From mboxrd@z Thu Jan  1 00:00:00 1970
From: Ard Biesheuvel <ard.biesheuvel@linaro.org>
Subject: Re: [PATCH net-next v3 02/17] zinc: introduce minimal cryptography library
Date: Fri, 14 Sep 2018 08:15:24 +0200
Message-ID: <CAKv+Gu8zULznCmgz++LNNTwfTifaz5L92h=vvWb4yh5fHh-huQ@mail.gmail.com>
References: <20180911010838.8818-1-Jason@zx2c4.com> <20180911010838.8818-3-Jason@zx2c4.com>
 <CAKv+Gu9nSeo4PFVrtjtqGQ32eqyxUp3xVCczZfu+dhFz5yLM0A@mail.gmail.com>
 <CAHmME9rTEFLaYmzFrc719LW2DWS2Ua_vL6by1UXZ9uDvMpbhYw@mail.gmail.com>
 <CAKv+Gu9RGo9rtGsmwMLZ_=-WSQ_h7har4agXP-2XOKupq-KYtA@mail.gmail.com>
 <CALCETrU2qkLVaxC=cpU5iAeT5B7xGsR+m2ZWtLVK37jMMWtcAA@mail.gmail.com>
 <CAKv+Gu8z1r7F_wbR6-e0Vbryqby7djDy2OR6JJURCsTo6ZMa2g@mail.gmail.com>
 <CAHmME9pcODNc2m26DH1cQY6R+grxYW5dvFpNDpz_GiugM3qufw@mail.gmail.com>
 <CAKv+Gu9GVbSETjp01tANMwJgA6O9aexhnH+47836KjZg+71q2A@mail.gmail.com> <CAHmME9qjTyYpm_PsQ5_oZSfZBGa29zME1XHVak9F4Ued-qm67g@mail.gmail.com>
Mime-Version: 1.0
Content-Type: text/plain; charset="UTF-8"
Cc: Andrew Lutomirski <luto@kernel.org>,
        LKML <linux-kernel@vger.kernel.org>,
        Netdev <netdev@vger.kernel.org>,
        David Miller <davem@davemloft.net>,
        Greg Kroah-Hartman <gregkh@linuxfoundation.org>,
        Samuel Neves <sneves@dei.uc.pt>,
        Jean-Philippe Aumasson <jeanphilippe.aumasson@gmail.com>,
        Linux Crypto Mailing List <linux-crypto@vger.kernel.org>
To: "Jason A. Donenfeld" <Jason@zx2c4.com>
Return-path: <linux-kernel-owner@vger.kernel.org>
In-Reply-To: <CAHmME9qjTyYpm_PsQ5_oZSfZBGa29zME1XHVak9F4Ued-qm67g@mail.gmail.com>
Sender: linux-kernel-owner@vger.kernel.org
List-Id: netdev.vger.kernel.org

On 13 September 2018 at 17:58, Jason A. Donenfeld <Jason@zx2c4.com> wrote:
> On Thu, Sep 13, 2018 at 5:43 PM Ard Biesheuvel
> <ard.biesheuvel@linaro.org> wrote:
>> I'd prefer it if all the accelerated software implementations live in
>> the same place.

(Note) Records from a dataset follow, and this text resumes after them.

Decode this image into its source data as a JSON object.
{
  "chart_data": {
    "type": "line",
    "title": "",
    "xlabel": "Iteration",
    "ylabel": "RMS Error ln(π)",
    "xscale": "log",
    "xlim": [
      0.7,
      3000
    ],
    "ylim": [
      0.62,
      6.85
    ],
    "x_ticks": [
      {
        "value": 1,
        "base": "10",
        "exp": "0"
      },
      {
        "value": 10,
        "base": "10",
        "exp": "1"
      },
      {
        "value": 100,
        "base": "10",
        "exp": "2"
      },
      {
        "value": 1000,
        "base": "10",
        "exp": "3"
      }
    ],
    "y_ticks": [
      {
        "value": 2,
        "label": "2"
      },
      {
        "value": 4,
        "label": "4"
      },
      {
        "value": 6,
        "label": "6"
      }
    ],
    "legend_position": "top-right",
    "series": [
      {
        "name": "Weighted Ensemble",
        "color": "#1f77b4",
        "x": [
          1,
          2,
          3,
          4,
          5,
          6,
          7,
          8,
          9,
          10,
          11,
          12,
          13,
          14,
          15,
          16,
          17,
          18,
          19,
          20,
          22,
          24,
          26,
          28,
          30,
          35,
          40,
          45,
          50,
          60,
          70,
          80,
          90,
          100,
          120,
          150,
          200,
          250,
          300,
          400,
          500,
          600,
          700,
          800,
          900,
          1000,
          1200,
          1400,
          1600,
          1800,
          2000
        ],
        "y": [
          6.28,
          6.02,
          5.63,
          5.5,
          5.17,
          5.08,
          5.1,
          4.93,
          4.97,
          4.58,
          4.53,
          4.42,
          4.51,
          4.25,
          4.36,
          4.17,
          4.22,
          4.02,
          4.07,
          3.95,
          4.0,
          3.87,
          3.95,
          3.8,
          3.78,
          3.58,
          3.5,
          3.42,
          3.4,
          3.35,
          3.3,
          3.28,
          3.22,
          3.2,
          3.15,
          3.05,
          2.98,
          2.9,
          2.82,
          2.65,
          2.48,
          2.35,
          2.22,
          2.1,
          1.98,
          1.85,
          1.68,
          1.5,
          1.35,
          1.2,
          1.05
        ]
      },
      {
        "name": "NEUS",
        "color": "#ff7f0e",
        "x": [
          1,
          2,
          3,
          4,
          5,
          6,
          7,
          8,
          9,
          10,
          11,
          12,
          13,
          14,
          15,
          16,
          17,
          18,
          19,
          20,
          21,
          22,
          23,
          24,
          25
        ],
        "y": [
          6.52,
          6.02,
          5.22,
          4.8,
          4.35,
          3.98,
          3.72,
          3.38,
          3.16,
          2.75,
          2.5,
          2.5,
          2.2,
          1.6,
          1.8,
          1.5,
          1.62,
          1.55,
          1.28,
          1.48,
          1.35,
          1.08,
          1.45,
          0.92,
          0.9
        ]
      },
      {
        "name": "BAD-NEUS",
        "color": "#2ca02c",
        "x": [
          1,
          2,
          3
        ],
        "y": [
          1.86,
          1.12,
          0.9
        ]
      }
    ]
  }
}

But I do strongly prefer arch code to live in
>> arch/$arch
>
> Zinc follows the scheme of the raid6 code, as well as of most other
> crypto libraries: code is grouped by cipher, making it easy for people
> to work with and understand differing implementations. It also allows
> us to trivially link these together at compile time rather than at
> link time, which makes cipher selection much more efficient. It's
> really much more maintainable this way.
>
>> I think AES-GCM is a useful example here. I really like the SIMD token
>> abstraction a lot, but I would like to understand how this would work
>> in Zinc if you have
>> a) a generic implementation
>> b) perhaps an arch specific scalar implementation
>> c) a pure NEON implementation
>> d) an implementation using AES instructions but not the PMULL instructions
>> e) an implementation that uses AES and PMULL instructions.
>
> The same way that Zinc currently chooses between the five different
> implementations for, say, x86_64 ChaCha20:
>
> - Generic C scalar
> - SSSE3
> - AVX2
> - AVX512F
> - AVX512VL
>
> We make a decision based on CPU capabilities, SIMD context, and input
> length, and then choose the right function.
>

OK, so given random.c's future dependency on Zinc (for ChaCha20), and
the fact that Zinc is one monolithic piece of code, all versions of
all algorithms will always be statically linked into the kernel
proper. I'm not sure that is acceptable.

>> You know what? If you're up for it, let's not wait until Plumbers, but
>> instead, let's collaborate off list to get this into shape.
>
> Sure, sounds good.
>

BTW you haven't answered my question yet about what happens when the
WireGuard protocol version changes: will we need a flag day and switch
all deployments over at the same time?